Dans un arrêt du 6 avril 2021, la cour administrative d’appel de Nancy a eu à examiner un litige lié à l’utilisation d’une marque dans un cahier des charges techniques par l’acheteur public. Dans une procédure d’appel d’offres pour l’attribution d’un marché public ayant pour objet la fourniture de points lumineux, supports et pièces détachées, divisé en trois lots, l’acheteur public a résilié unilatéralement le contrat en raison de l’irrégularité entachant la procédure de passation du marché. Cette résiliation a notamment été justifiée par l’application de l’article 6 – IV du code des marchés publics, alors en vigueur, désormais repris à l’article R. 2111-7 du code de la commande publique : « Les spécifications techniques ne peuvent pas faire mention d’un mode ou procédé de fabrication particulier ou d’une provenance ou origine déterminée, ni faire référence à une marque, à un brevet ou à un type, dès lors qu’une telle mention ou référence aurait pour effet de favoriser ou d’éliminer certains opérateurs économiques ou certains produits. Toutefois, une telle mention ou référence est possible si elle est justifiée par l’objet du marché ou, à titre exceptionnel, dans le cas où une description suffisamment précise et intelligible de l’objet du marché n’est pas possible sans elle et à la condition qu’elle soit accompagnée des termes : « ou équivalent » (…) »

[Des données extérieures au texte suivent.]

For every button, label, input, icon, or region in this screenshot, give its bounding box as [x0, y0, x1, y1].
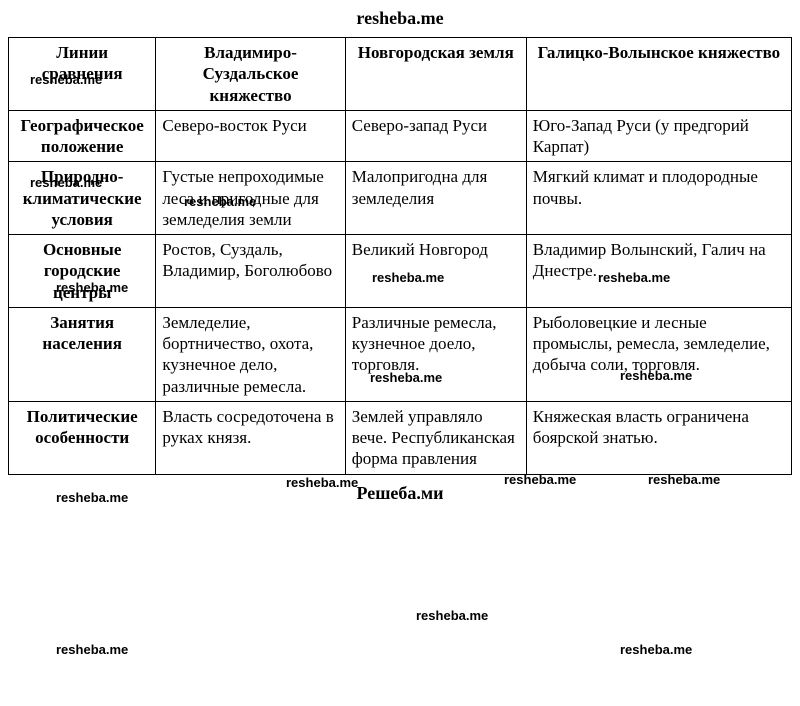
row-label: Основные городские центры: [9, 235, 156, 308]
cell: Власть сосредоточена в руках князя.: [156, 401, 345, 474]
row-label: Географическое положение: [9, 110, 156, 162]
page-footer: Решеба.ми: [0, 475, 800, 512]
cell: Земледелие, бортничество, охота, кузнечн…: [156, 307, 345, 401]
col-header-0: Линии сравнения: [9, 38, 156, 111]
cell: Землей управляло вече. Республиканская ф…: [345, 401, 526, 474]
cell: Мягкий климат и плодородные почвы.: [526, 162, 791, 235]
row-label: Природно-климатические условия: [9, 162, 156, 235]
cell: Рыболовецкие и лесные промыслы, ремесла,…: [526, 307, 791, 401]
col-header-1: Владимиро-Суздальское княжество: [156, 38, 345, 111]
cell: Малопригодна для земледелия: [345, 162, 526, 235]
cell: Великий Новгород: [345, 235, 526, 308]
cell: Владимир Волынский, Галич на Днестре.: [526, 235, 791, 308]
col-header-3: Галицко-Волынское княжество: [526, 38, 791, 111]
cell: Ростов, Суздаль, Владимир, Боголюбово: [156, 235, 345, 308]
table-header-row: Линии сравнения Владимиро-Суздальское кн…: [9, 38, 792, 111]
row-label: Политические особенности: [9, 401, 156, 474]
cell: Юго-Запад Руси (у предгорий Карпат): [526, 110, 791, 162]
row-label: Занятия населения: [9, 307, 156, 401]
cell: Северо-запад Руси: [345, 110, 526, 162]
watermark-text: resheba.me: [620, 642, 692, 657]
cell: Северо-восток Руси: [156, 110, 345, 162]
table-row: Занятия населения Земледелие, бортничест…: [9, 307, 792, 401]
page-header: resheba.me: [0, 0, 800, 37]
cell: Княжеская власть ограничена боярской зна…: [526, 401, 791, 474]
cell: Различные ремесла, кузнечное доело, торг…: [345, 307, 526, 401]
col-header-2: Новгородская земля: [345, 38, 526, 111]
table-row: Природно-климатические условия Густые не…: [9, 162, 792, 235]
comparison-table: Линии сравнения Владимиро-Суздальское кн…: [8, 37, 792, 475]
table-row: Географическое положение Северо-восток Р…: [9, 110, 792, 162]
watermark-text: resheba.me: [416, 608, 488, 623]
watermark-text: resheba.me: [56, 642, 128, 657]
cell: Густые непроходимые леса и пригодные для…: [156, 162, 345, 235]
table-row: Политические особенности Власть сосредот…: [9, 401, 792, 474]
table-row: Основные городские центры Ростов, Суздал…: [9, 235, 792, 308]
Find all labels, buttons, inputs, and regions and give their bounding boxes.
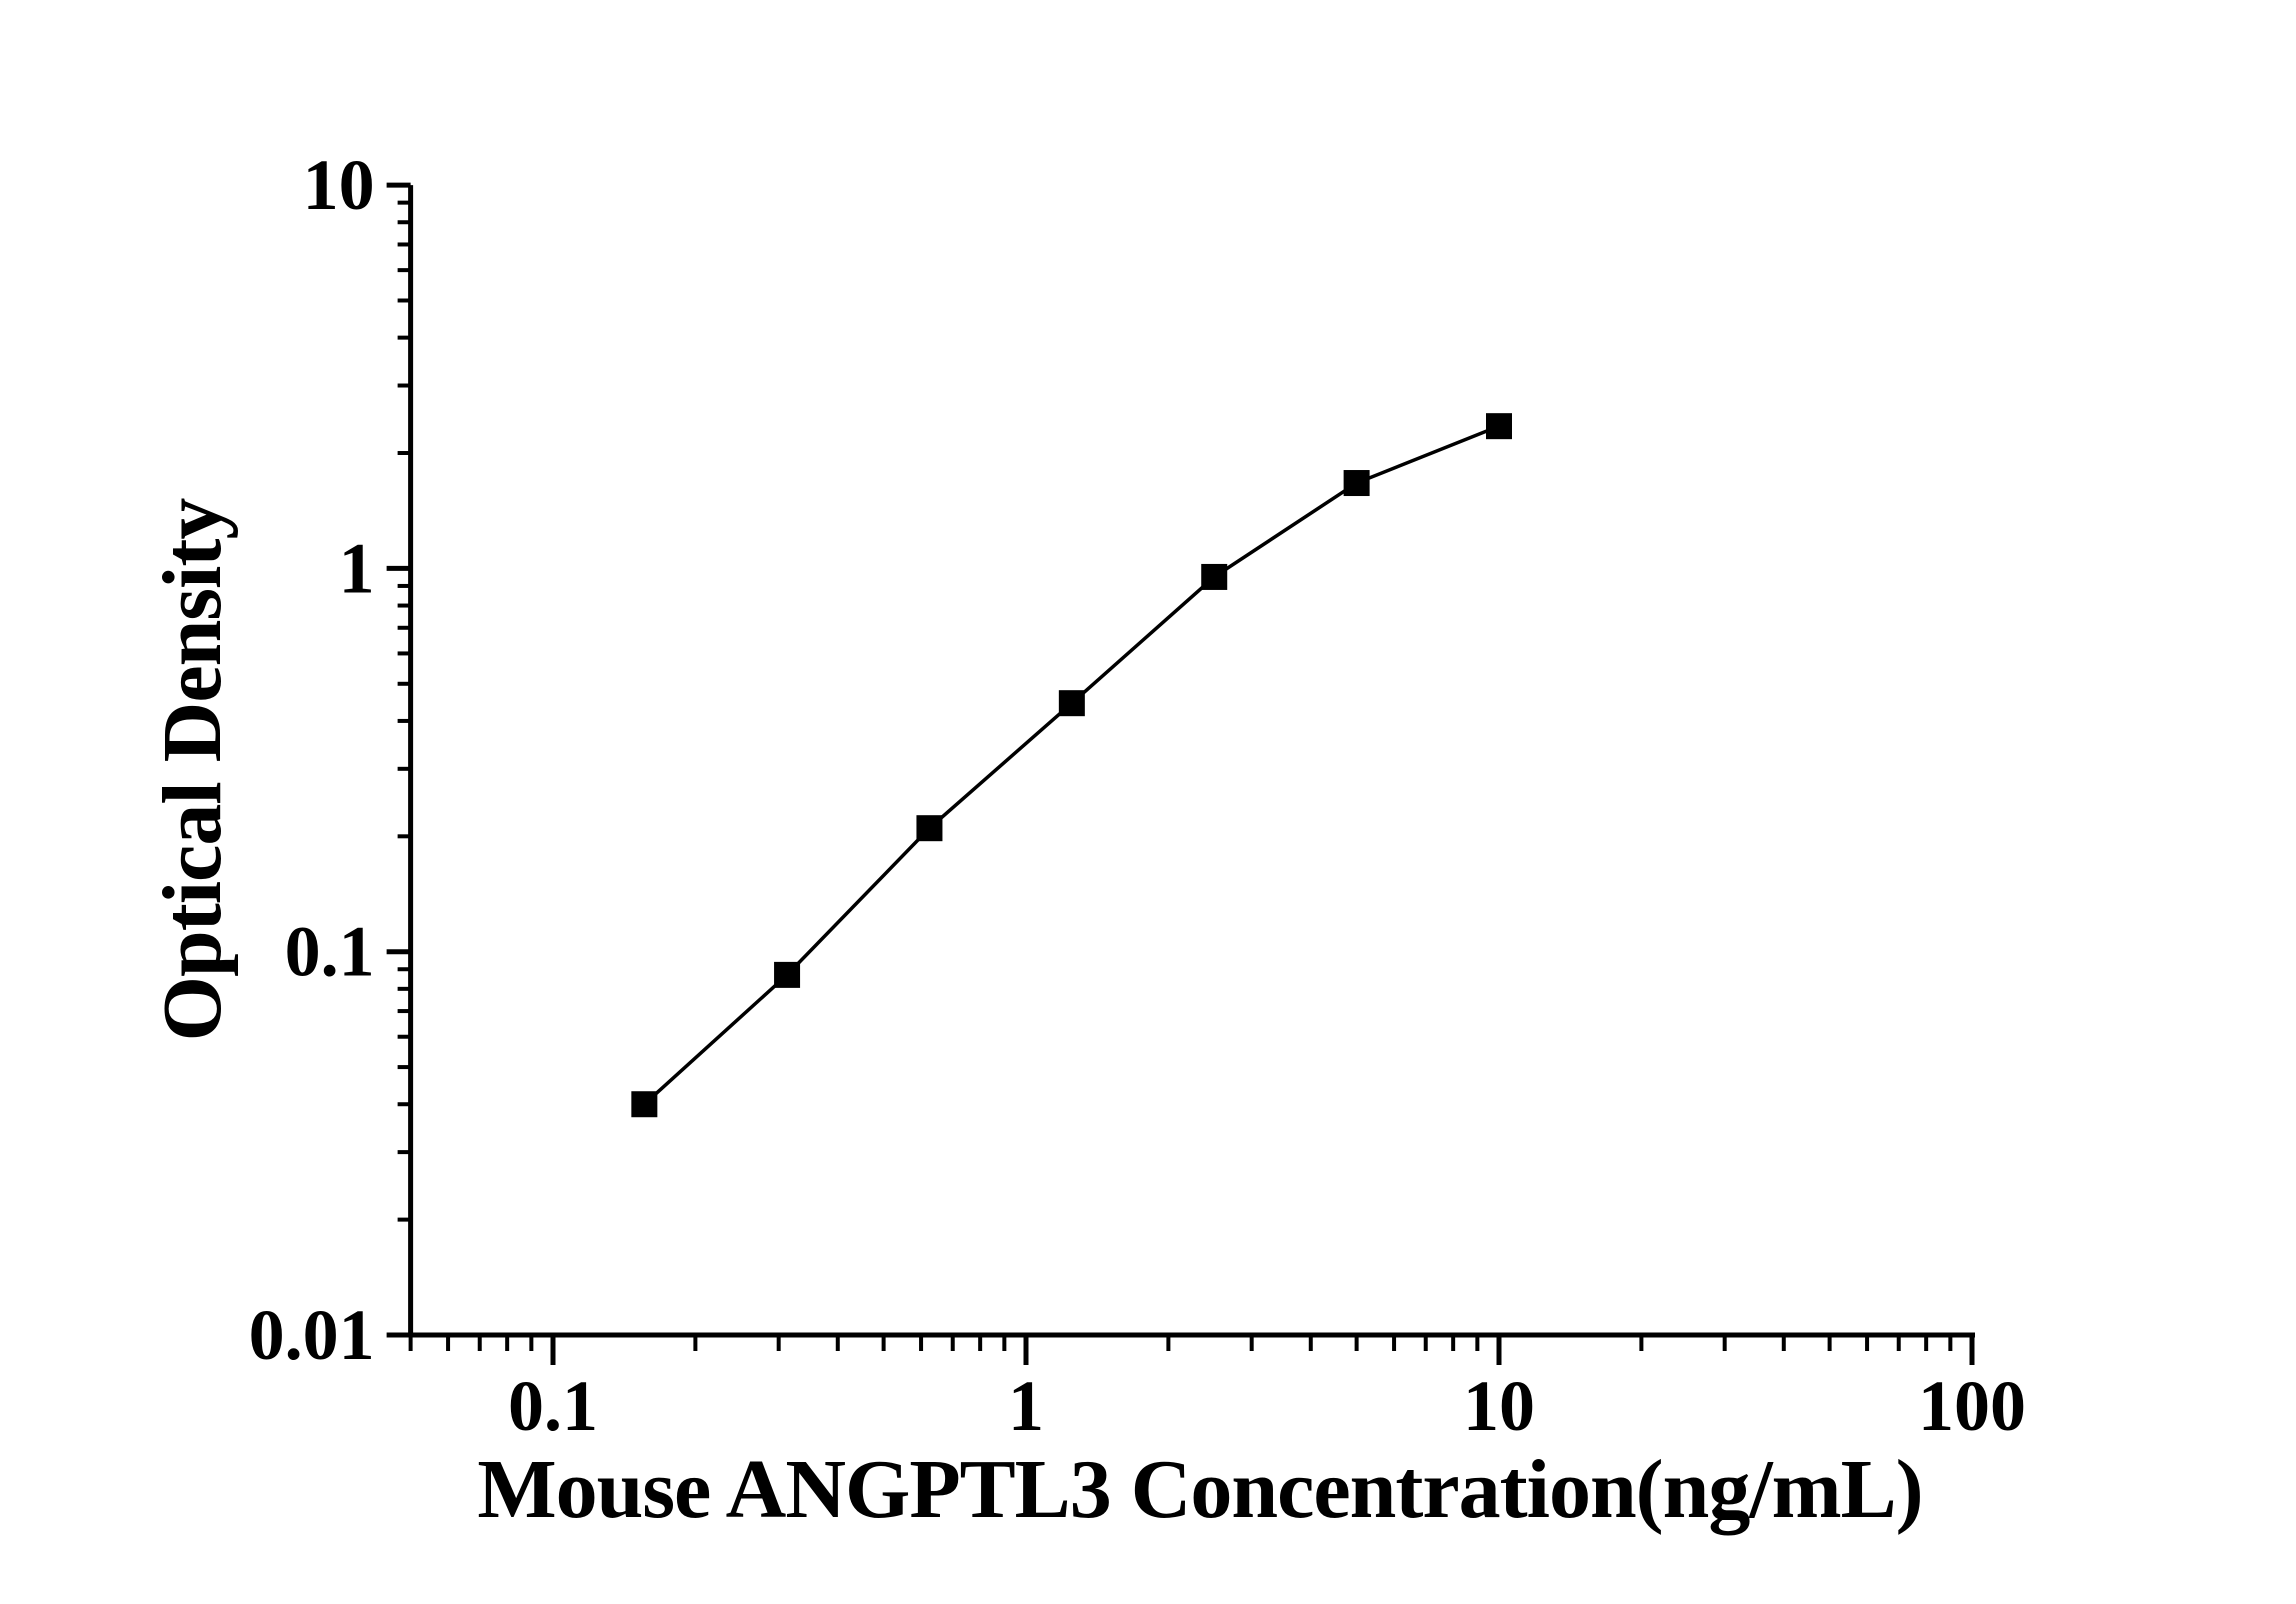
data-point-marker [1201,563,1228,590]
data-point-marker [1486,413,1512,440]
x-tick-label: 100 [1918,1366,2026,1446]
x-tick-label: 1 [1008,1366,1044,1446]
axis-ticks [386,182,1975,1365]
data-point-marker [631,1091,658,1118]
y-tick-label: 0.1 [285,912,375,992]
data-point-marker [1343,470,1370,497]
data-point-marker [1058,690,1085,717]
data-point-marker [916,815,943,842]
y-tick-label: 0.01 [249,1295,375,1375]
x-tick-label: 10 [1463,1366,1535,1446]
series-markers [631,413,1512,1118]
data-point-marker [774,961,801,988]
series-line [643,424,1500,1106]
x-axis-title: Mouse ANGPTL3 Concentration(ng/mL) [477,1443,1923,1536]
y-tick-label: 1 [339,528,375,608]
y-axis-title: Optical Density [146,498,239,1042]
tick-labels: 0.1 1 10 100 10 1 0.1 0.01 [249,145,2026,1446]
y-tick-label: 10 [303,145,375,225]
axes [408,185,1975,1338]
x-tick-label: 0.1 [508,1366,598,1446]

Or dans la procédure objet du litige, l’acheteur avait imposé dans ses documents contractuels de recourir aux fabricants présélectionnés, pour huit sur quatorze produits s’agissant du lot n° 1 et deux sur cinq pour le lot n° 2. De plus, le détail quantitatif estimatif du lot n° 3, était intégralement pré-renseigné par le pouvoir adjudicateur quant aux produits des fabricants à utiliser et cela sans la notion « ou équivalent ».
L’historique de ce marché permet au juge de voir l’impact de cette absence de mention dans les documents puisque lors de la consultation de 2006 sur le même objet, 27 sociétés avaient soumissionné contre une seule société lors de la relance en 2010 et 2014 sans la notion « ou équivalent ». De surplus, suite à la résiliation et à la relance du marché comprenant cette notion, 7 entreprises ont pu de nouveau remettre une offre.
Cette démonstration permet de mettre en avant que la spécification imposée par le pouvoir adjudicateur a eu pour effet de fermer le marché et ainsi de contrevenir aux dispositions de l’article R. 2111-7 du code de la commande publique. C’est ainsi légalement que le pouvoir adjudicateur a pu résilier le marché.